Play for X!
This is a running project I'm working on. Check it out on another port on this very server, with the caveat that it's not exactly the belle of the ball at the moment. Lately I've not been focusing on the styling and design so much as I've been focusing on...
The functionality! The super short version is this:
Instead of rolling dice to see if you hit a monster, why not play a minigame instead?
Tabletop roleplaying games (my experience is mostly with D&D 3.5, but I've also been playing Dungeon World and someday I want to run or be in a The Window game) have the well-agreed on standard that you use dice to generate random numbers to check whether you succeed on chance-based tasks. This introduces instability into the game, which makes things tense and interesting and prevents the game from playing the same way every time!

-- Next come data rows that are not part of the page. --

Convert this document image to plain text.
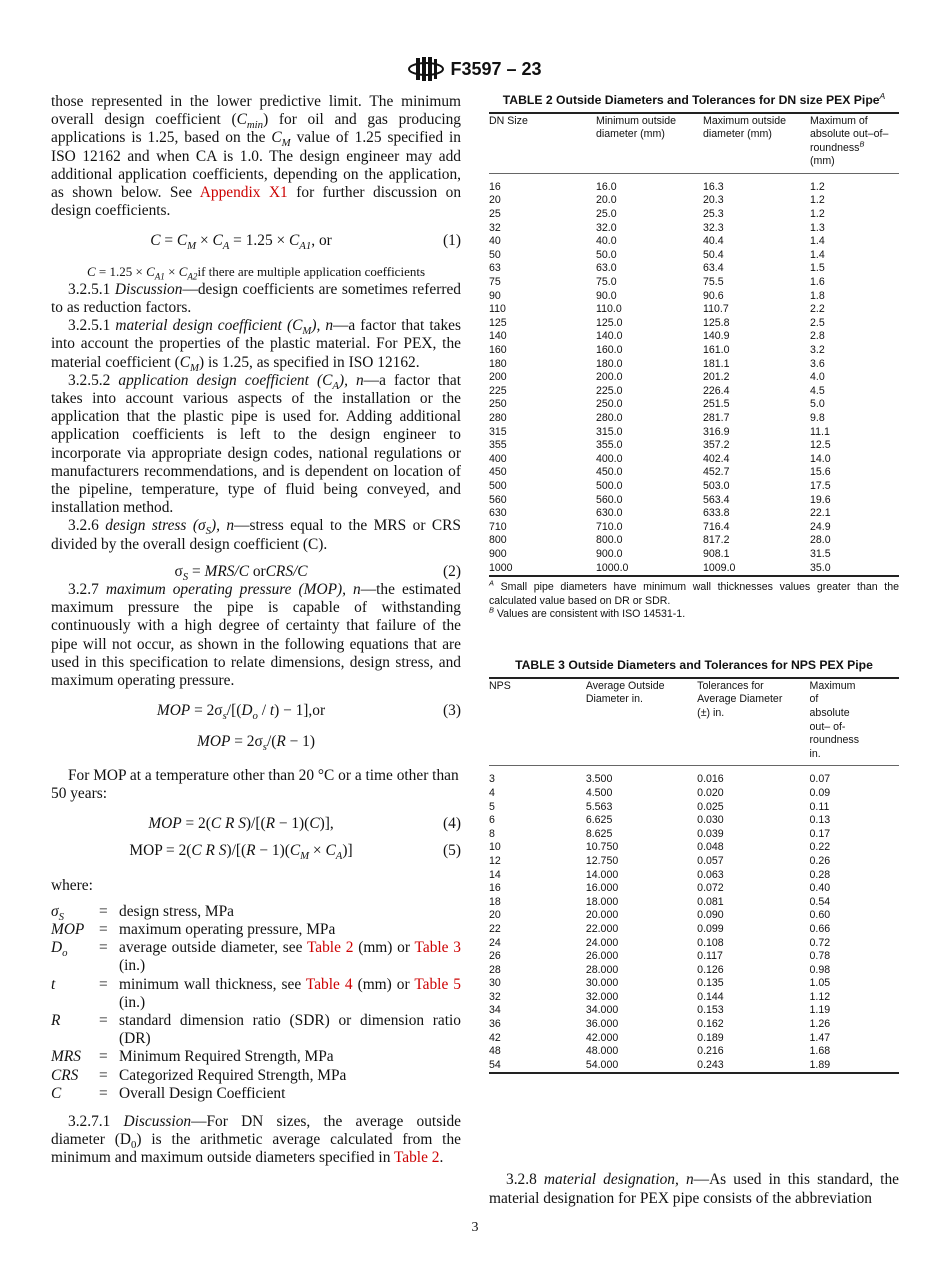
F3597 – 23

those represented in the lower predictive limit. The minimum overall design coefficient $(C_{min})$ for oil and gas producing applications is 1.25, based on the $C_M$ value of 1.25 specified in ISO 12162 and when CA is 1.0. The design engineer may add additional application coefficients, depending on the application, as shown below. See Appendix X1 for further discussion on design coefficients.

$C = C_M \times C_A = 1.25 \times C_{A1}$, or	(1)

$C = 1.25 \times C_{A1} \times C_{A2}if$ there are multiple application coefficients

3.2.5.1 Discussion—design coefficients are sometimes referred to as reduction factors.

3.2.5.1 material design coefficient $(C_M)$, n—a factor that takes into account the properties of the plastic material. For PEX, the material coefficient $(C_M)$ is 1.25, as specified in ISO 12162.

3.2.5.2 application design coefficient $(C_A)$, n—a factor that takes into account various aspects of the installation or the application that the plastic pipe is used for. Adding additional application coefficients is left to the design engineer to incorporate via appropriate design codes, national regulations or manufacturers recommendations, and is dependent on location of the pipeline, temperature, type of fluid being conveyed, and installation method.

3.2.6 design stress $(\sigma_S)$, n—stress equal to the MRS or CRS divided by the overall design coefficient (C).

$\sigma_S = MRS/C$ orCRS/C	(2)

3.2.7 maximum operating pressure (MOP), n—the estimated maximum pressure the pipe is capable of withstanding continuously with a high degree of certainty that failure of the pipe will not occur, as shown in the following equations that are used in this specification to relate dimensions, design stress, and maximum operating pressure.

MOP = $2\sigma_s/[(D_o / t) - 1],or$	(3)

MOP = $2\sigma_s/(R - 1)$

For MOP at a temperature other than 20 °C or a time other than 50 years:

MOP = 2(C R S)/[(R − 1)(C)],	(4)
MOP = 2(C R $S)/[(R - 1)(C_M \times C_A)]$	(5)

where:

$\sigma_S$	= design stress, MPa
MOP = maximum operating pressure, MPa
$D_o$	= average outside diameter, see Table 2 (mm) or Table 3 (in.)
t	= minimum wall thickness, see Table 4 (mm) or Table 5 (in.)
R	= standard dimension ratio (SDR) or dimension ratio (DR)
MRS	= Minimum Required Strength, MPa
CRS	= Categorized Required Strength, MPa
C	= Overall Design Coefficient

3.2.7.1 Discussion—For DN sizes, the average outside diameter $(D_0)$ is the arithmetic average calculated from the minimum and maximum outside diameters specified in Table 2.

TABLE 2 Outside Diameters and Tolerances for DN size PEX Pipe$^A$

DN Size	Minimum outside diameter (mm)	Maximum outside diameter (mm)	Maximum of absolute out–of–roundness$^B$
(mm)
16	16.0	16.3	1.2
20	20.0	20.3	1.2
25	25.0	25.3	1.2
32	32.0	32.3	1.3
40	40.0	40.4	1.4
50	50.0	50.4	1.4
63	63.0	63.4	1.5
75	75.0	75.5	1.6
90	90.0	90.6	1.8
110	110.0	110.7	2.2
125	125.0	125.8	2.5
140	140.0	140.9	2.8
160	160.0	161.0	3.2
180	180.0	181.1	3.6
200	200.0	201.2	4.0
225	225.0	226.4	4.5
250	250.0	251.5	5.0
280	280.0	281.7	9.8
315	315.0	316.9	11.1
355	355.0	357.2	12.5
400	400.0	402.4	14.0
450	450.0	452.7	15.6
500	500.0	503.0	17.5
560	560.0	563.4	19.6
630	630.0	633.8	22.1
710	710.0	716.4	24.9
800	800.0	817.2	28.0
900	900.0	908.1	31.5
1000	1000.0	1009.0	35.0

$^A$ Small pipe diameters have minimum wall thicknesses values greater than the calculated value based on DR or SDR.

$^B$ Values are consistent with ISO 14531-1.

TABLE 3 Outside Diameters and Tolerances for NPS PEX Pipe

NPS	Average Outside Diameter in.	Tolerances for Average Diameter (±) in.	Maximum of absolute out– of-roundness in.
3	3.500	0.016	0.07
4	4.500	0.020	0.09
5	5.563	0.025	0.11
6	6.625	0.030	0.13
8	8.625	0.039	0.17
10	10.750	0.048	0.22
12	12.750	0.057	0.26
14	14.000	0.063	0.28
16	16.000	0.072	0.40
18	18.000	0.081	0.54
20	20.000	0.090	0.60
22	22.000	0.099	0.66
24	24.000	0.108	0.72
26	26.000	0.117	0.78
28	28.000	0.126	0.98
30	30.000	0.135	1.05
32	32.000	0.144	1.12
34	34.000	0.153	1.19
36	36.000	0.162	1.26
42	42.000	0.189	1.47
48	48.000	0.216	1.68
54	54.000	0.243	1.89

3.2.8 material designation, n—As used in this standard, the material designation for PEX pipe consists of the abbreviation

3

But the only input the player actually has on how well they do, then, is the gameplay choices which apply various bonuses to their rolls. And that's kinda sucky! Because now that we all have computers, why not do something more interesting:
When your character faces a skill-based task, you have to face one as well.
So what is Play for X anyway?
It's not finished yet. How the various parts of the system talk to each other has changed a bit as I've worked on this - the chat functionality works through websockets, and the games are slated to communicate their results to the client's browser by postMessage passing. This is partially implemented in...
The code! The source is available at the github project play-for-x, and you're entirely welcome to inspect, criticize, suggest, fork, whatever, as you like. I'd be interested in hearing if you do something with it! Some parts are pretty messy, but the games themselves are fun to make.
Can I check it out?
Sure! If you want to just try the games, you should direct your eyeballs or eyeball-equivalents at this lil' website, which lets you try out the minigames I've made, play with their configurations, and so on. It uses a nifty json editor widget that someone made.